Adjoint system is $$d\psi/dt = -2x+4$$ $$\psi(T)=0$$

There are 3 cases:

1. $u*=1, \psi>0$

then $$x=t, \psi'=-2t+4,$$$$\psi =-t^2+4t+T^2-4T>0$$ $$(T - t) (t + T - 4)>0$$ 2. $u*=0, \psi<0$

then $$x=0, \psi'=4,$$$$\psi =4t-4T<0$$ $$t<T$$ 3. $$\psi=0$$ ?

is it correct to use PMP?

are there any mistakes in what was written? how to finish it?

Answer 1

• "Is it correct to use PMP?" Sure, this is indeed typically the type of problems for which you want to apply Pontryagin's maximum principle. It is made exactly for that.
• "Are there any mistakes in what was written?" Your setup, your Hamiltonian and your adjoint system all look OK. However, there is a problem starting with your sentence "There are 3 cases". While it is true that there are 3 dynamics (depending on the sign of $\psi$), you have no guarantee that you will stay within the same regime for all $t \in [0,1]$. In fact, the alternative depends on the sign of $\psi(t)$ since $\psi$ depends on $t$ through $\dot{\psi} = - 2 x + 4$. So an "optimal" solution could switch between a time interval where $\psi(t) < 0$, then another one where $\psi(t) > 0$, then another ... and so on. Determining the "geometry" of the optimal solution is the most difficult part in applying the PMP.
• "What about $\psi(t) = 0$?" Imagine that $\psi(t) = 0$ on some small interval $[t_0,t_1]$. Then $\dot\psi(t) = 0$ on this interval, so $x(t) = 2$ on this interval, so $u(t) = 0$. So you know everything about it.
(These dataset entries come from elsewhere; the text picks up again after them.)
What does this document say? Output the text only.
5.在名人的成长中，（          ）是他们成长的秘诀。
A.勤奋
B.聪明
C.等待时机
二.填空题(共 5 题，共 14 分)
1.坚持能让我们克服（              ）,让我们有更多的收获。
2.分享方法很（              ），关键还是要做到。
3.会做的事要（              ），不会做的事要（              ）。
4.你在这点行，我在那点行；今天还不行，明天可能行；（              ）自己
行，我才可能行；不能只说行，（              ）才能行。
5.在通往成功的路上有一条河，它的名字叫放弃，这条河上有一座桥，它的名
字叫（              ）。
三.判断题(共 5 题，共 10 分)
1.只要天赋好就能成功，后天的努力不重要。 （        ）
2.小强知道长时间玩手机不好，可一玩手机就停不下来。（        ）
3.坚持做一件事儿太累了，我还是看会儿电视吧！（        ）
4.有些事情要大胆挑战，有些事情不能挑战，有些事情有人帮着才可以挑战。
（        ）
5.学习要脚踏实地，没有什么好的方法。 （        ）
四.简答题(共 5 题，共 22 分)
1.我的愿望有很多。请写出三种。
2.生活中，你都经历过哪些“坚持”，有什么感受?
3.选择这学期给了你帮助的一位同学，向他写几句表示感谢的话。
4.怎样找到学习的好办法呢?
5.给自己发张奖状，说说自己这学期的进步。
Moreover, during this interval, the integral $\int_{t_1}^{t_2} x^2 - 4 x = - 4 (t_2-t_1) < 0$. Hence such a region makes the objective diminish. So you never have such an "arc", as you could remove it and obtain a better solution.
• "How to finish it?" Well, you need to tackle the difficulty mentioned above. Let me give you a few pointers. The most important unknown value is $\psi(0)$. For any fixed $\psi_0 \in \mathbb{R}$, we can look at the solution of $\psi(0)=\psi_0$, $x(0) = 0$, $\dot\psi = -2x+4$, $\dot x = u$, $u = \operatorname{argmax} H$. This is a forward Cauchy problem so you will be able to compute its solution. You will have to be very careful along the way to determine the type of "arcs" you are encountering. Then, you will need to adjust $\psi_0$ such that $\psi(T) = 0$.
• I would advise that you plot a few graphs. For example, you know that $\ddot \psi = - 2 u \leq 0$ on $[0,T]$ and that $\dot{\psi}(0)= -2x(0)+4 = 4 > 0$. This should help you visualize what kind of succession of "regions" or "arcs" you can have.